Sunday, 18 December 2016
Movie Review: The Prince And The Showgirl (1957)
It's 1911 in London, and members of the royal family of Carpathia, a fictional Balkan country, arrive to witness the inauguration of a new British monarch. Charles (Laurence Olivier), the Prince Regent of Carpathia, is ruling the strategically important nation until his 16 year old son King Nicolas (Jeremy Spenser) achieves adulthood. The Dowager Queen (Sybil Thorndike), Charles mother-in-law, is the other key member of the delegation. British civil servant Northbrook (Richard Wattis) is assigned to satisfy Charles' every demand.
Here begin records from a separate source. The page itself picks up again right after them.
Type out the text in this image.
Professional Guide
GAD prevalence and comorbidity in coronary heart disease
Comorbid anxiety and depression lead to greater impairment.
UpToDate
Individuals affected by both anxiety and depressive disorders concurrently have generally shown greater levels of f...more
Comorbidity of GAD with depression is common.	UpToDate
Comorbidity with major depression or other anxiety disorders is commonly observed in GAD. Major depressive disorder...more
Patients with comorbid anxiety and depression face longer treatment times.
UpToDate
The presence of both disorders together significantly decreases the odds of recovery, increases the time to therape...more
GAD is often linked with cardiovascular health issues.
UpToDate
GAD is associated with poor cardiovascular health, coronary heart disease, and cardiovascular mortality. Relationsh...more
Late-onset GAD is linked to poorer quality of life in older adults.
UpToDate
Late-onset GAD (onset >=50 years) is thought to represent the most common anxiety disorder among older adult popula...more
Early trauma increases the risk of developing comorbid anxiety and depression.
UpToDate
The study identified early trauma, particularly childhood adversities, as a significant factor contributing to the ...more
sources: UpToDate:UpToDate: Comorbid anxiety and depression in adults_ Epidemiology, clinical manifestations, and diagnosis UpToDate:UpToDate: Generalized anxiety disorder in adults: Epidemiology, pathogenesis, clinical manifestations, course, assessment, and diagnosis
The Prince goes looking for female companionship for the night, and picks unknown American stage actress Elsie Marina (Marilyn Monroe) to join him for a private dinner and romance at the Embassy.
Elsie resists the Prince's stiff and insensitive romantic advances, but nevertheless gradually starts to develop an affection for him. Meantime, she also gets wind of political turmoil back in Carpathia, with King Nicolas seemingly involved in a plot to overthrow his father. As the day of the inauguration arrives, Elsie believes she has survived her interactions with the royals, but she soon finds herself in the company of the Dowager Queen attending the grand ceremony, and then playing peacemaker between the Prince and the young King-to-be.
Produced and directed by Olivier, The Prince And The Showgirl is an adaptation of the 1953 play The Sleeping Prince. The film effectively locks itself into the Embassy of Carpathia for 115 endless minutes, with characters swinging in and out of rooms for no particular reason other than to introduce some camera movement. There are a few touristy scenes related to the inauguration event, and these could have been lifted from any British travel advertorial.
Fundamentally, the film never comes close to a convincing romance between Charles and Elsie. He is a boorish lout looking for a one-night floozy, she is suddenly much savvier than a ditzy showgirl. Elsie only starts to express some feeling for the Prince when he overloads her with alcohol, and at no time does he actually do anything to deserve any sympathy. What remains is a stiff Olivier performance playing a cartoonish villain, and a game Monroe doing all she can to match her co-star in the acting department, but it is all for naught. Not even a hint of a spark breaks through the listless Terence Rattigan screenplay.
The subplots related to the political turmoil in Carpathia and the family intrigue swirling between the Prince, the King and the Queen are neither properly developed nor remotely successful as comedy.
The Prince And The Showgirl incessantly attempts to milk a single joke about how to properly address the various members of the Carpathian royal family. The simple answer is to summarily send them all back to Carpathia, unaddressed.